Александр Вяльцев - BLUE VALENTINE
— Почему люди не могут жить вместе, почему не могут понять?! — кричала она.
Захару казалось, что он мог понять — и жить с ними вместе, вместе с кем угодно. Они же братья, друзья, возвышенные личности! Потом постель, страшная, жадная любовь, страшная, жадная Оксана, в которой он боялся утонуть и умереть… Разбуженная им жажда, которую он не мог утолить.
На следующий день под плетенным абажуром они заговорили о вещах, так или иначе связанных с любовью. Лёша рассказал о своих отношениях с Ксюшей, вспоминал, как он вел себя с прежней женой, и пытался понять, в чем его ошибка.
— Существует три вида “брака”, — стал рассуждать Захар: — Брак-тусовка, то есть дружба с элементами брака; мещанский или буржуазный брак — ради производства детей, создания гнезда, покупки машины, дачи… И брак-жертва, когда двое живут ради друг друга, а не ради своих дел и даже творчества. Брак-отречение: когда весь смысл — в жизни с другим человеком, а все остальное мелко и необязательно. Без всего остального можно жить, без него — нее — нет… Брака-тусовки не выдерживает долго ни одна женщина. Только наивные юноши (вроде него и Лёши, добавил он про себя) могут думать, что женщина способна быть партнером, соратником, врубаться в те же приколы — и жить ими. Жить в убожестве, жить под номером “два” в иерархии духовных предпочтений: сперва картинки, литература, философия, свобода… — потом ты.

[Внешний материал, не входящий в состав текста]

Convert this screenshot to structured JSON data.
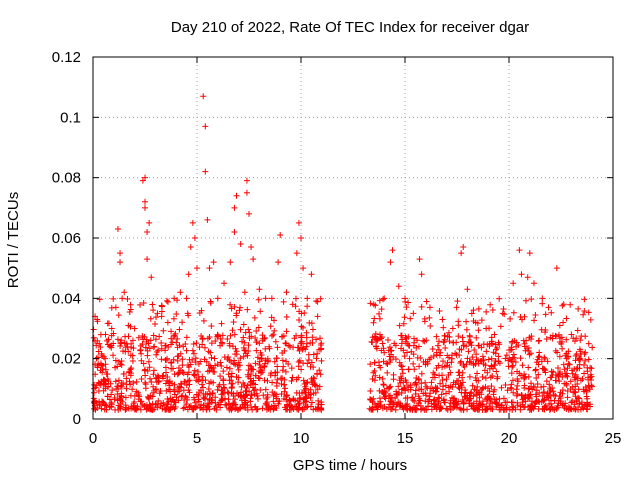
{
  "chart_data": {
    "type": "scatter",
    "title": "Day 210 of 2022, Rate Of TEC Index for receiver dgar",
    "xlabel": "GPS time / hours",
    "ylabel": "ROTI / TECUs",
    "xlim": [
      0,
      25
    ],
    "ylim": [
      0,
      0.12
    ],
    "grid": true,
    "marker": "+",
    "color": "#ff0000",
    "x_ticks": [
      0,
      5,
      10,
      15,
      20,
      25
    ],
    "x_tick_labels": [
      "0",
      "5",
      "10",
      "15",
      "20",
      "25"
    ],
    "y_ticks": [
      0,
      0.02,
      0.04,
      0.06,
      0.08,
      0.1,
      0.12
    ],
    "y_tick_labels": [
      "0",
      "0.02",
      "0.04",
      "0.06",
      "0.08",
      "0.1",
      "0.12"
    ],
    "data_gap_hours": [
      11.0,
      13.3
    ],
    "series": [
      {
        "name": "ROTI",
        "points": [
          [
            0.1,
            0.034
          ],
          [
            0.2,
            0.033
          ],
          [
            0.3,
            0.025
          ],
          [
            0.6,
            0.028
          ],
          [
            0.9,
            0.03
          ],
          [
            1.1,
            0.037
          ],
          [
            1.2,
            0.063
          ],
          [
            1.3,
            0.052
          ],
          [
            1.3,
            0.055
          ],
          [
            1.4,
            0.04
          ],
          [
            1.5,
            0.042
          ],
          [
            1.7,
            0.031
          ],
          [
            2.0,
            0.03
          ],
          [
            2.4,
            0.079
          ],
          [
            2.5,
            0.08
          ],
          [
            2.5,
            0.072
          ],
          [
            2.5,
            0.07
          ],
          [
            2.6,
            0.062
          ],
          [
            2.6,
            0.053
          ],
          [
            2.7,
            0.065
          ],
          [
            2.8,
            0.047
          ],
          [
            3.1,
            0.035
          ],
          [
            3.3,
            0.034
          ],
          [
            3.6,
            0.032
          ],
          [
            3.9,
            0.04
          ],
          [
            4.2,
            0.042
          ],
          [
            4.5,
            0.04
          ],
          [
            4.6,
            0.048
          ],
          [
            4.7,
            0.057
          ],
          [
            4.8,
            0.065
          ],
          [
            4.9,
            0.06
          ],
          [
            5.0,
            0.05
          ],
          [
            5.3,
            0.107
          ],
          [
            5.4,
            0.097
          ],
          [
            5.4,
            0.082
          ],
          [
            5.5,
            0.066
          ],
          [
            5.6,
            0.05
          ],
          [
            5.8,
            0.052
          ],
          [
            6.0,
            0.04
          ],
          [
            6.3,
            0.045
          ],
          [
            6.6,
            0.052
          ],
          [
            6.8,
            0.062
          ],
          [
            6.8,
            0.07
          ],
          [
            6.9,
            0.074
          ],
          [
            7.1,
            0.058
          ],
          [
            7.3,
            0.042
          ],
          [
            7.4,
            0.079
          ],
          [
            7.4,
            0.075
          ],
          [
            7.5,
            0.068
          ],
          [
            7.6,
            0.057
          ],
          [
            7.7,
            0.053
          ],
          [
            8.0,
            0.043
          ],
          [
            8.3,
            0.04
          ],
          [
            8.6,
            0.04
          ],
          [
            8.9,
            0.052
          ],
          [
            9.0,
            0.061
          ],
          [
            9.3,
            0.042
          ],
          [
            9.6,
            0.038
          ],
          [
            9.8,
            0.055
          ],
          [
            9.9,
            0.065
          ],
          [
            10.0,
            0.06
          ],
          [
            10.1,
            0.05
          ],
          [
            10.3,
            0.04
          ],
          [
            10.5,
            0.048
          ],
          [
            10.8,
            0.034
          ],
          [
            13.5,
            0.038
          ],
          [
            14.0,
            0.04
          ],
          [
            14.3,
            0.052
          ],
          [
            14.4,
            0.056
          ],
          [
            14.7,
            0.044
          ],
          [
            15.0,
            0.04
          ],
          [
            15.4,
            0.035
          ],
          [
            15.7,
            0.053
          ],
          [
            15.8,
            0.048
          ],
          [
            16.2,
            0.037
          ],
          [
            16.8,
            0.033
          ],
          [
            17.3,
            0.03
          ],
          [
            17.7,
            0.055
          ],
          [
            17.8,
            0.057
          ],
          [
            18.0,
            0.043
          ],
          [
            18.4,
            0.032
          ],
          [
            18.9,
            0.03
          ],
          [
            19.3,
            0.028
          ],
          [
            19.7,
            0.035
          ],
          [
            20.2,
            0.045
          ],
          [
            20.5,
            0.056
          ],
          [
            20.6,
            0.048
          ],
          [
            20.9,
            0.047
          ],
          [
            21.0,
            0.055
          ],
          [
            21.2,
            0.045
          ],
          [
            21.6,
            0.04
          ],
          [
            21.9,
            0.037
          ],
          [
            22.3,
            0.05
          ],
          [
            22.6,
            0.032
          ],
          [
            23.0,
            0.028
          ],
          [
            23.4,
            0.02
          ],
          [
            23.9,
            0.017
          ]
        ],
        "dense_band": {
          "segments": [
            [
              0.0,
              11.0
            ],
            [
              13.3,
              24.0
            ]
          ],
          "y_core_range": [
            0.003,
            0.028
          ],
          "y_typical": 0.012
        }
      }
    ]
  }
}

Лёша кивнул. Он уважал чужие идеологические конструкции, даже мало подходящие для него лично.
Захар же знал, что ныне от него требовалось кончить прежнюю жизнь, выбрать любовь к женщине и принять все ее последствия. Завершить повесть об одиноком эгоисте, за которого все его до сих пор держали.
— Если невеста уходит к другому, еще не известно кому повезло! — усмехнулась Оксана. — Знаешь, кто это мне сказал, пропел даже?… Тамара…
У Тамары тоже большие проблемы с браком. Об этом рассказала Оксана, которая на днях побывала у нее в гостях. Они теперь ездили в гости порознь: так было легче говорить.
Когда-то давно, вскоре после свадьбы, Тамара изменила Валере. Сильно потрясенный, их брак тогда устоял, но с тех пор Валера расплачивался с ней той же монетой с неослабеваемым энтузиазмом. И Тамара со смирением несла свой крест, считая себя во всем виноватой. Но теперь, когда деньги ударили ему в голову, он блудил открыто и с шиком, призывая Тамару разделить его радость.
Они продолжали жить у Лёши, читали психоаналитика Делеза, погружаясь в его теорию фетиша (у Лёши всегда имелась пара неожиданных книг). В это время их собака воевала с лёшиной кошкой Асей. Кошка шипела, выгибала спину, которой прикрывала свою миску, но, в конце концов, запрыгнула на буфет. А Дусе только того и надо было: обследовать и подъесть из кошачьей миски. Макс, в отличие от Аси, не чувствовал здесь себя хозяином и улепетнул от Дуси на второй этаж.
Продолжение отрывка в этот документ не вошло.